Auf keinem Feld der internationalen Politik wird mehr geheuchelt als in der Nahostpolitik. Doch ausgerechnet dort ereignet sich dieser Tage ein rarer Moment der Wahrheit. Möglich zwar, dass nie alle Fakten über den mutmaßlichen staatlichen Auftragsmord an dem saudischen Journalisten Jamal Khashoggi aufgedeckt werden. Aber die Wahrheit über die verlogenste Beziehung der Weltpolitik – die Partnerschaft des Westens mit Saudi-Arabien – kommt nun Stück für Stück zutage.
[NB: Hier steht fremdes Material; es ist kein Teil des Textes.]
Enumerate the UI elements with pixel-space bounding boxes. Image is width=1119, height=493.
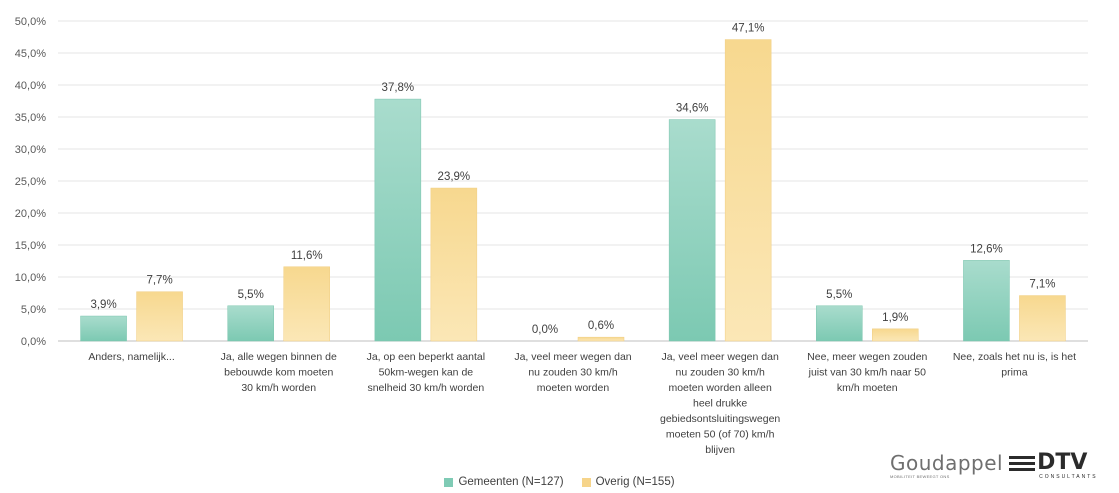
data-label: 23,9% [438,171,471,183]
y-tick-label: 15,0% [15,240,46,252]
category-label: Ja, alle wegen binnen de bebouwde kom moe… [221,351,337,394]
category-label: Ja, veel meer wegen dan nu zouden 30 km/h… [660,351,780,456]
category-label: Nee, meer wegen zouden juist van 30 km/h … [807,351,927,394]
bar-overig [430,187,478,342]
bar-gemeenten [374,98,422,342]
goudappel-logo-tagline: MOBILITEIT BEWEEGT ONS [890,474,950,479]
bar-chart: 0,0% 5,0% 10,0% 15,0% 20,0% 25,0% 30,0% 35,0% 40… [15,16,1088,456]
data-label: 3,9% [90,299,116,311]
data-label: 0,6% [588,320,614,332]
bar-gemeenten [80,315,127,342]
bar-overig [724,39,772,342]
bar-gemeenten [963,260,1010,342]
data-label: 7,1% [1029,279,1055,291]
bar-gemeenten [227,305,274,342]
goudappel-logo: Goudappel MOBILITEIT BEWEEGT ONS [890,452,1003,479]
legend-label-gemeenten: Gemeenten (N=127) [458,476,564,488]
bar-overig [283,266,330,342]
category-label: Anders, namelijk... [88,351,174,363]
y-tick-label: 45,0% [15,48,46,60]
legend-item-gemeenten: Gemeenten (N=127) [444,476,564,488]
bar-overig [136,291,183,342]
category-label: Ja, veel meer wegen dan nu zouden 30 km/h… [514,351,631,394]
y-tick-label: 20,0% [15,208,46,220]
data-label: 0,0% [532,324,558,336]
y-tick-label: 0,0% [21,336,46,348]
legend-item-overig: Overig (N=155) [581,476,675,488]
data-label: 47,1% [732,23,765,35]
data-label: 37,8% [382,82,415,94]
data-label: 1,9% [882,312,908,324]
data-label: 12,6% [970,243,1003,255]
y-tick-label: 35,0% [15,112,46,124]
y-tick-label: 5,0% [21,304,46,316]
data-label: 5,5% [826,289,852,301]
y-tick-label: 25,0% [15,176,46,188]
y-tick-label: 40,0% [15,80,46,92]
legend: Gemeenten (N=127) Overig (N=155) [0,476,1119,488]
bar-overig [577,336,625,342]
data-label: 34,6% [676,103,709,115]
y-axis-ticks: 0,0% 5,0% 10,0% 15,0% 20,0% 25,0% 30,0% 35,0% 40… [15,16,46,348]
bar-gemeenten [816,305,863,342]
gridlines [58,20,1088,342]
y-tick-label: 10,0% [15,272,46,284]
data-label: 5,5% [238,289,264,301]
category-label: Ja, op een beperkt aantal 50km-wegen kan … [367,351,486,394]
data-label: 7,7% [146,275,172,287]
data-labels: 3,9% 7,7% 5,5% 11,6% 37,8% 23,9% 0,0% 0,6% 34,6%… [90,23,1055,336]
bar-overig [872,328,919,342]
legend-swatch-gemeenten [444,477,454,487]
dtv-logo-text: DTV [1037,450,1088,475]
dtv-logo: DTV CONSULTANTS [1009,452,1097,480]
bars [80,39,1066,342]
dtv-lines-icon [1009,455,1036,471]
legend-label-overig: Overig (N=155) [595,476,675,488]
bar-overig [1019,295,1066,342]
data-label: 11,6% [291,250,323,262]
category-labels: Anders, namelijk... Ja, alle wegen binnen… [88,351,1076,456]
y-tick-label: 30,0% [15,144,46,156]
y-tick-label: 50,0% [15,16,46,28]
legend-swatch-overig [581,477,591,487]
category-label: Nee, zoals het nu is, is het prima [953,351,1076,379]
dtv-logo-tagline: CONSULTANTS [1039,474,1098,480]
bar-gemeenten [668,119,716,342]
logos: Goudappel MOBILITEIT BEWEEGT ONS DTV CON… [890,452,1098,481]
goudappel-logo-text: Goudappel [890,451,1004,475]
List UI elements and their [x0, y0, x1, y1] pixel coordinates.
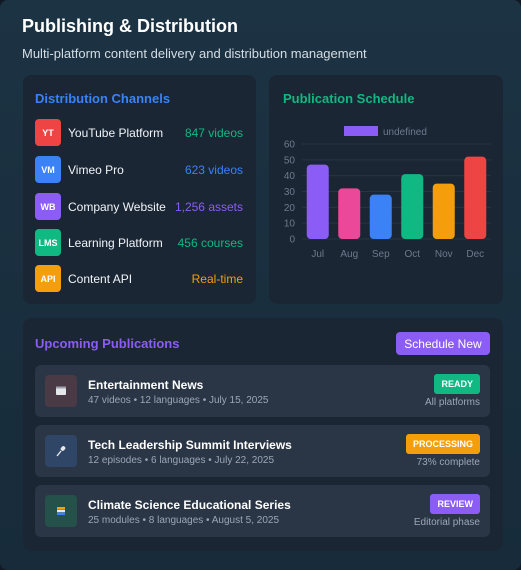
channel-vimeo[interactable]: VM Vimeo Pro 623 videos [35, 156, 243, 183]
x-tick-label: Oct [404, 249, 420, 260]
publication-item[interactable]: Climate Science Educational Series 25 mo… [35, 485, 490, 537]
channel-count: Real-time [191, 271, 243, 286]
x-tick-label: Nov [435, 249, 453, 260]
schedule-title: Publication Schedule [283, 91, 415, 106]
channel-name: Vimeo Pro [68, 162, 124, 177]
publication-title: Entertainment News [88, 378, 204, 392]
channel-count: 847 videos [184, 125, 243, 140]
y-tick-label: 60 [284, 140, 296, 151]
channel-count: 623 videos [184, 162, 243, 177]
publication-meta: 47 videos • 12 languages • July 15, 2025 [88, 395, 269, 406]
channel-name: Company Website [68, 199, 166, 214]
y-tick-label: 40 [284, 171, 296, 182]
y-tick-label: 20 [284, 203, 296, 214]
publication-item[interactable]: Tech Leadership Summit Interviews 12 epi… [35, 425, 490, 477]
publication-title: Tech Leadership Summit Interviews [88, 438, 292, 452]
bar [369, 194, 392, 239]
channel-name: Content API [68, 271, 133, 286]
y-tick-label: 50 [284, 155, 296, 166]
channels-title: Distribution Channels [35, 91, 171, 106]
bar [432, 183, 455, 239]
lms-badge-icon: LMS [35, 229, 61, 256]
publication-meta: 25 modules • 8 languages • August 5, 202… [88, 515, 280, 526]
publication-note: 73% complete [416, 457, 480, 468]
status-badge: READY [434, 374, 480, 394]
publication-schedule-chart: undefined 0 10 20 30 40 50 60 Jul Aug Sep Oct Nov Dec [284, 126, 491, 260]
status-badge: PROCESSING [405, 434, 480, 454]
y-tick-label: 0 [289, 235, 295, 246]
film-icon [45, 375, 77, 407]
publication-meta: 12 episodes • 6 languages • July 22, 202… [88, 455, 275, 466]
distribution-channels-card: Distribution Channels YT YouTube Platfor… [23, 75, 256, 304]
legend-label: undefined [383, 127, 427, 138]
y-tick-label: 10 [284, 219, 296, 230]
x-tick-label: Jul [311, 249, 324, 260]
page-title: Publishing & Distribution [22, 16, 238, 36]
x-tick-label: Sep [372, 249, 390, 260]
upcoming-title: Upcoming Publications [35, 336, 180, 351]
channel-name: YouTube Platform [68, 125, 164, 140]
vimeo-badge-icon: VM [35, 156, 61, 183]
page-subtitle: Multi-platform content delivery and dist… [22, 46, 367, 61]
books-icon [45, 495, 77, 527]
y-tick-label: 30 [284, 187, 296, 198]
bar [338, 188, 361, 239]
youtube-badge-icon: YT [35, 119, 61, 146]
x-tick-label: Aug [340, 249, 358, 260]
bar [306, 164, 329, 239]
channel-learning-platform[interactable]: LMS Learning Platform 456 courses [35, 229, 243, 256]
channel-name: Learning Platform [68, 235, 163, 250]
publication-note: All platforms [424, 397, 480, 408]
channel-count: 456 courses [177, 235, 243, 250]
channel-content-api[interactable]: API Content API Real-time [35, 265, 243, 292]
publication-note: Editorial phase [413, 517, 480, 528]
schedule-new-button[interactable]: Schedule New [396, 332, 490, 355]
api-badge-icon: API [35, 265, 61, 292]
bar [401, 174, 424, 239]
channel-website[interactable]: WB Company Website 1,256 assets [35, 193, 243, 220]
legend-swatch [344, 126, 378, 136]
microphone-icon [45, 435, 77, 467]
status-badge: REVIEW [430, 494, 480, 514]
upcoming-publications-card: Upcoming Publications Schedule New Enter… [23, 318, 503, 551]
website-badge-icon: WB [35, 193, 61, 220]
publication-item[interactable]: Entertainment News 47 videos • 12 langua… [35, 365, 490, 417]
channel-youtube[interactable]: YT YouTube Platform 847 videos [35, 119, 243, 146]
publication-schedule-card: Publication Schedule undefined 0 10 20 30 40 5… [269, 75, 503, 304]
x-tick-label: Dec [466, 249, 484, 260]
channel-count: 1,256 assets [174, 199, 243, 214]
bar [464, 156, 487, 239]
publication-title: Climate Science Educational Series [88, 498, 291, 512]
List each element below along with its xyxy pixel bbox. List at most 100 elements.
Zwei Wochen nachdem Khashoggi das saudische Konsulat in Istanbul betreten hatte, änderte die Regierung in Riad am Dienstag plötzlich ihre Erklärung für das Verschwinden des Journalisten. Bis dahin hatte man behauptet, Khashoggi habe das Gebäude wieder verlassen, man wisse nicht, wo er sich aufhalte. Nun hieß es in vorab verbreiteten Meldungen über einen noch in Arbeit befindlichen Bericht saudischer Behörden, Khashoggi sei bei einer "verunglückten Befragung" im Konsulat umgekommen. Davon hätten weder der König noch Kronprinz Mohammed bin Salman gewusst, vielmehr seien "abtrünnige Elemente" in den Sicherheitskräften verantwortlich. Die würden nun selbstverständlich zur Verantwortung gezogen.

Präsident Trump machte sich diese Deutung zu eigen: Er habe mit dem König telefoniert, ließ er vor Journalisten verlauten. Er halte es danach für denkbar, dass "abtrünnige Killer" Khashoggi ermordet haben – was der US-Senator Chris Murphy angesichts der absoluten Herrschaft im Königreich und des abgeschirmten Tatorts umgehend "lächerlich" nannte.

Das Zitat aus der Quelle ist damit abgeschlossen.